Eclaircie suspendue

Au hasard des rues, j’entends parfois par la porte ouverte d’un disquaire ou comme un air qui s’échappe des étages, quelques notes, une mélodie, du piano ou de la guitare, un orchestre, manouche ou du jazz, Mahler ou Nina Simone et je me dis que j’aurais aimé être musicienne.
Tu fais quoi dans la vie? Je suis musicienne, je joue d’un instrument, je joue!
Enfant je pensais que la vie serait un peu comme une course à travers champ.
1, 2, 3, allez Sophie, le plus vite possible, et des herbes hautes, plus hautes que ma tête, et la possibilité d’aller dans tous les sens sans voir à plus d’un mètre, quelle importance?
Ça devait ressembler à ça normalement. Les grands ils faisaient pareil au fond, ils allaient dans une direction, ils choisissaient une voie, parfois ils se trompaient, ils faisaient marche arrière, mais à les regarder, les doigts pleins de pissenlits, des épis dans les cheveux, la vie semblait plutôt fun.

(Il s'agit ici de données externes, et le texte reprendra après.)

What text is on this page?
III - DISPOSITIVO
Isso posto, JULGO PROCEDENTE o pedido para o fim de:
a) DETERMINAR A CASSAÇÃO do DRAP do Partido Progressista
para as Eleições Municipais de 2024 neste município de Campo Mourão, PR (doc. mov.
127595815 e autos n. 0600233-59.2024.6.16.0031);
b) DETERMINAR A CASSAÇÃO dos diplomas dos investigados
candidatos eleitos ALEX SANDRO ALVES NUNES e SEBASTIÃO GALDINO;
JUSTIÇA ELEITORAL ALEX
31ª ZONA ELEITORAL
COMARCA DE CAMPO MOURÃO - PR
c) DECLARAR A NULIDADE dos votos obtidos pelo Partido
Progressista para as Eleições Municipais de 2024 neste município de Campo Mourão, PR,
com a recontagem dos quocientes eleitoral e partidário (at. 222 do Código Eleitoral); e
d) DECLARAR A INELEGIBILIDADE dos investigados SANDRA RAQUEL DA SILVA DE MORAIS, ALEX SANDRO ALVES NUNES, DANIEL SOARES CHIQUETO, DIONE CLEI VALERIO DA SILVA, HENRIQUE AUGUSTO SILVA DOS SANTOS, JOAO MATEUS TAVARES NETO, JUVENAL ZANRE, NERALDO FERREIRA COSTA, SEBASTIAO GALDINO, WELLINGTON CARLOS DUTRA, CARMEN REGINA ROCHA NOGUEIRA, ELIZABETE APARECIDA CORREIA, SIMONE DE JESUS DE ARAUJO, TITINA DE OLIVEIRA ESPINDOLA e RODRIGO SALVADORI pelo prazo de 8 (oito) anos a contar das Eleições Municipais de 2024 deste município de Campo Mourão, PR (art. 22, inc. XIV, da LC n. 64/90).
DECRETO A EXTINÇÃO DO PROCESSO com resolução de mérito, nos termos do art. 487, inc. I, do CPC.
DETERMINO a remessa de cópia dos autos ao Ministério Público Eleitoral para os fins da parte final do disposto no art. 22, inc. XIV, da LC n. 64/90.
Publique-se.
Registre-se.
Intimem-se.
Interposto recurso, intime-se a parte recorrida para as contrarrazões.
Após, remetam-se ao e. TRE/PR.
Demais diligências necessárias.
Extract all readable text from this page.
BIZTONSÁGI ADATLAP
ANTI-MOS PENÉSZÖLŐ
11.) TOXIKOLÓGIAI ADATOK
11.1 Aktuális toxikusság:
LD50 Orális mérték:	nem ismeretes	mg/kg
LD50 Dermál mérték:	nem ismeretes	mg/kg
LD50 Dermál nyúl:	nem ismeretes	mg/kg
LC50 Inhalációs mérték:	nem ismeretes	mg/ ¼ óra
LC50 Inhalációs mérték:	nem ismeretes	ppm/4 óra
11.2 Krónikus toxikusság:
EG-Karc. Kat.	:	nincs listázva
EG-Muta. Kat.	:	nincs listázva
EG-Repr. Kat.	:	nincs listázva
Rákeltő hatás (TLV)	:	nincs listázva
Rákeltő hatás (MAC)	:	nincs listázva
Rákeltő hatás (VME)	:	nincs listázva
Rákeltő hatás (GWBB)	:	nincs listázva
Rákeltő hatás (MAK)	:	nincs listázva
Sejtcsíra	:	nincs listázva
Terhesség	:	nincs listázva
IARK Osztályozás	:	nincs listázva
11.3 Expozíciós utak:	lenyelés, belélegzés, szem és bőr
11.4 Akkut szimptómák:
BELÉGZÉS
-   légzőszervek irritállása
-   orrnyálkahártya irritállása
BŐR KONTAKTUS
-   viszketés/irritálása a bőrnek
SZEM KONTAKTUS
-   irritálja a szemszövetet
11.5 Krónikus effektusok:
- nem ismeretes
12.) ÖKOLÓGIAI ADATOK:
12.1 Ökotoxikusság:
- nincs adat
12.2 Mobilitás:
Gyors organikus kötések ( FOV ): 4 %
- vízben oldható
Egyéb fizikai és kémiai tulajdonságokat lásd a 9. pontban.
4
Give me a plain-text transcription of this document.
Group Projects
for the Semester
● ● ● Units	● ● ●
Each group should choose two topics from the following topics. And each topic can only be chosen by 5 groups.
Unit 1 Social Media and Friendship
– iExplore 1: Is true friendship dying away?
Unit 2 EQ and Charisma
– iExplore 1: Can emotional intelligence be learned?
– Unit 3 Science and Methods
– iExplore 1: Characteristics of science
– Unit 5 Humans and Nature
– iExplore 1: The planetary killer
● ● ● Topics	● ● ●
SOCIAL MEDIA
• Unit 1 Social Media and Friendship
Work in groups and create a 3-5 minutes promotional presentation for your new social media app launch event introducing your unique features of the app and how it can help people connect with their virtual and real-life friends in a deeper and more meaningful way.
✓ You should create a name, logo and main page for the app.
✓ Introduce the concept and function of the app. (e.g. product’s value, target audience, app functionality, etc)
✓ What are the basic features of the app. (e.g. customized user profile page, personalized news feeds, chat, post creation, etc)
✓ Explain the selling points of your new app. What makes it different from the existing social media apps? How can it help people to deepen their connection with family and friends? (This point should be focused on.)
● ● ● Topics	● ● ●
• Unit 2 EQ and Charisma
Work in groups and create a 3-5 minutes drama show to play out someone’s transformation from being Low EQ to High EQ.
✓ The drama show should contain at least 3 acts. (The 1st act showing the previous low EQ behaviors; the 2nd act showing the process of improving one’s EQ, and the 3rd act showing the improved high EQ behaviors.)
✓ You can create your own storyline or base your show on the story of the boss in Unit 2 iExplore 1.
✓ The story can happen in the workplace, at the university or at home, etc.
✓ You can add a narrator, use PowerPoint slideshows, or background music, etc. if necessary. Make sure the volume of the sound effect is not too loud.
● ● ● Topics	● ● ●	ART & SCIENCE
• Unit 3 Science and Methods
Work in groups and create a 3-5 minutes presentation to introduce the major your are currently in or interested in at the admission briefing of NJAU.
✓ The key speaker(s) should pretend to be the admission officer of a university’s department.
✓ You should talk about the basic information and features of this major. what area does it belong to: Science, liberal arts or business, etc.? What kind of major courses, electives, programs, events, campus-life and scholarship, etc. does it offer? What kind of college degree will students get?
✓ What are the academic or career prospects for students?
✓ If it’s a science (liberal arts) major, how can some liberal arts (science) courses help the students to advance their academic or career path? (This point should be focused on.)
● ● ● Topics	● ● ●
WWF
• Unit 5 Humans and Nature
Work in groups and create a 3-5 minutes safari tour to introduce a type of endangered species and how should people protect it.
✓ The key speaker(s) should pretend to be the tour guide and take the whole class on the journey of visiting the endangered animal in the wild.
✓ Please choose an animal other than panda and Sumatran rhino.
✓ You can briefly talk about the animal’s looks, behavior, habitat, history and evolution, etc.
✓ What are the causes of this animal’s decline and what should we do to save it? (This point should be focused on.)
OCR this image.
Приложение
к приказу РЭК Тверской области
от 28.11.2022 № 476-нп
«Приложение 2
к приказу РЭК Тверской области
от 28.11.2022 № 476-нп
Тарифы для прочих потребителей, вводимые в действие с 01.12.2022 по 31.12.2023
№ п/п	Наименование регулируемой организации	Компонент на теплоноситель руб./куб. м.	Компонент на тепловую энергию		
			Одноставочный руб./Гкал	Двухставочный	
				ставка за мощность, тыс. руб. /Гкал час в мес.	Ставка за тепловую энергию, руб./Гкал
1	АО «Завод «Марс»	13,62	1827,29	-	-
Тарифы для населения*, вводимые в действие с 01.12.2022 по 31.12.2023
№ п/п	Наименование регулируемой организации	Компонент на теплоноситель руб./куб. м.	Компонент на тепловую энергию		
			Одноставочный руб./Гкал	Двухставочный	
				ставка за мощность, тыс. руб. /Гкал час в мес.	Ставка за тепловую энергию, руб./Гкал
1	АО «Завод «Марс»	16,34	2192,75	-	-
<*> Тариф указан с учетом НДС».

Comment se fait-il alors qu’aujourd’hui je crois avoir négligé une direction dans ma course. Serais je sortie du champ, ou pire y serais-je encore et viendrais-je de me rendre compte qu’on ne peut pas aller comme bon nous semble vers les arbres ou le soleil?
J’aurais voulu être musicienne, sans y avoir peut être jamais pensé avant aujourd’hui, j’aurais voulu avoir à faire cet après midi avec un instrument.
Je vois bien qu’elle le sait elle, qui marche sans rien dire, celle-ci, qui rentre dans une boutique. Tiens, elle ressort, ben oui je suis toujours là, je n’ai pas bougée, je n’ai pas de raison de bouger, je voulais faire de la musique et voilà que je vous regarde à présent, devant cette boutique, jolie robe en tout cas. Moi je fais des photos, ah oui tiens, les photos j’aime ça, quand j’étais petite je me disais parfois que j’aimerais faire de la photo, vous jouez d’un instrument? Non, ce n’est pas grave après tout, je peux faire une photo de vous?